[kwlug-disc] rcs (git?) integration/prevalence? [Was: CSS: varying colours based on inheritance]

Kyle Spaans 3lucid at gmail.com
Fri Jul 8 01:31:54 EDT 2011


2011/7/7 unsolicited <unsolicited at swiz.ca>:
> Chris Frey wrote, On 07/07/2011 12:05 PM:
>>
>> On Thu, Jul 07, 2011 at 11:50:39AM -0400, unsolicited wrote:
>>>
>>> Which, perhaps, makes my point? That we probably don't use it as often as
>>> we should?
>>
>> Probably.  But I'm not sure GUI is the answer.
>
> And I'm not sure I've expressed this very well.
>
> My premise on this conversation was Joe User, whom may never use the command
> line.
>
> And for GUI, not sure I was thinking so much a separate gui, as, whatever
> file open / close they were already in the gui of, integrating with git.
> Perhaps a checkbox?

The problem here isn't a GUI or lack thereof. The problem is content.
Git (and most RCSes) are built around versioning and diffing plaintext
files (some are better/worse at version binary files).
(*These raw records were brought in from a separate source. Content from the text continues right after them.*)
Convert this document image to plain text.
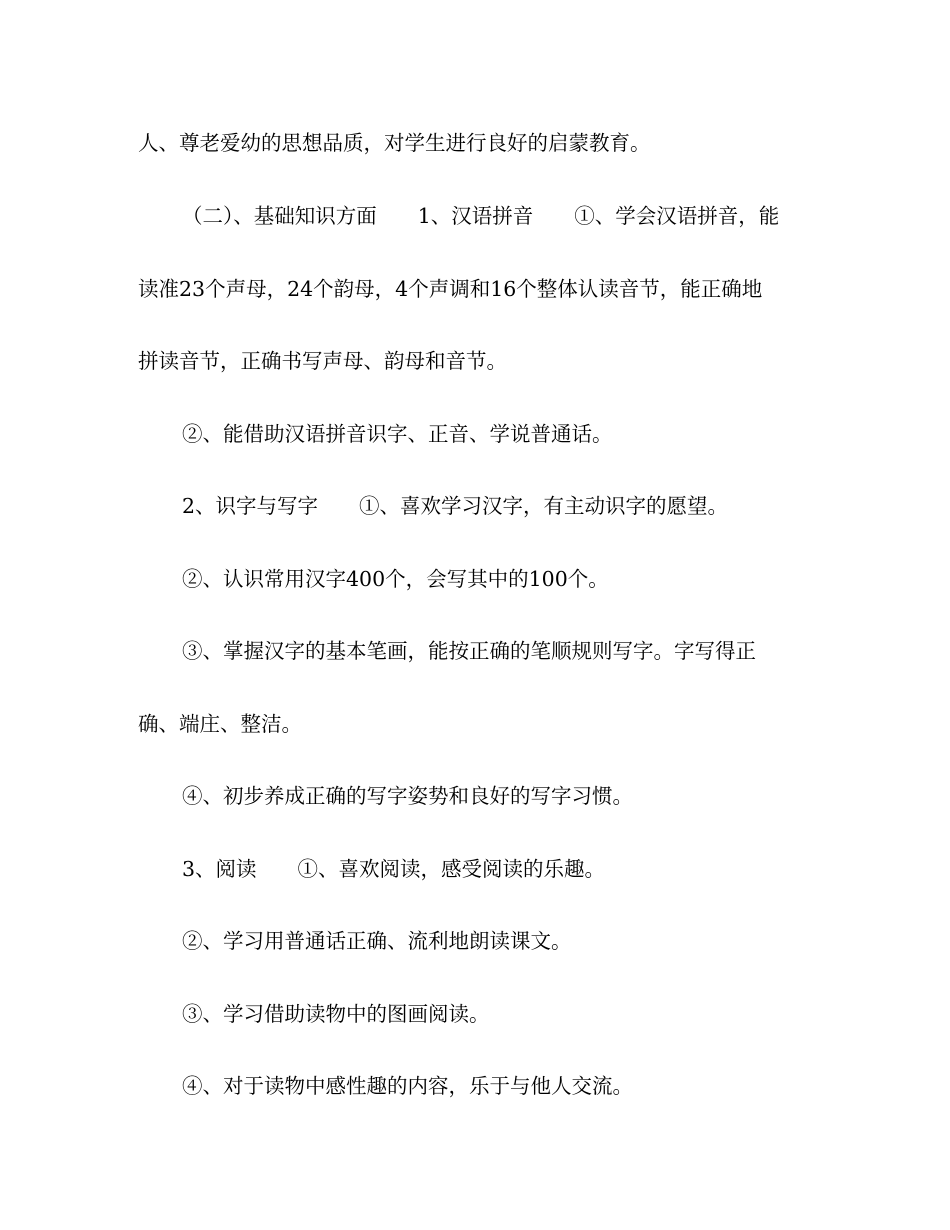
人、尊老爱幼的思想品质，对学生进行良好的启蒙教育。
（二）、基础知识方面　　1、汉语拼音　　①、学会汉语拼音，能
读准23个声母，24个韵母，4个声调和16个整体认读音节，能正确地
拼读音节，正确书写声母、韵母和音节。
②、能借助汉语拼音识字、正音、学说普通话。
2、识字与写字　　①、喜欢学习汉字，有主动识字的愿望。
②、认识常用汉字400个，会写其中的100个。
③、掌握汉字的基本笔画，能按正确的笔顺规则写字。字写得正
确、端庄、整洁。
④、初步养成正确的写字姿势和良好的写字习惯。
3、阅读　　①、喜欢阅读，感受阅读的乐趣。
②、学习用普通话正确、流利地朗读课文。
③、学习借助读物中的图画阅读。
④、对于读物中感性趣的内容，乐于与他人交流。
The unit of
currency in Git-land is the patch, generated by `diff`. OO.org files
are not plaintext, so trying to integrate git into OO.org runs you
into the problem of "Well, git isn't totally meant for binary files".
On the other hand, (not knowing anything about the versioning system
in OO.org) with binary diffs or a special diff that understands the
structure of OO.org documents, you can build a versioning system -- it
won't necessarily have the same interface as Git though: you commit
changes, see a version history, and roll-back when needed.

But now if your "word processor" was some plaintext editor, IDE or
OO.org in plaintext mode, then it's trivial to present a GUI interface
with buttons for each of the git commands.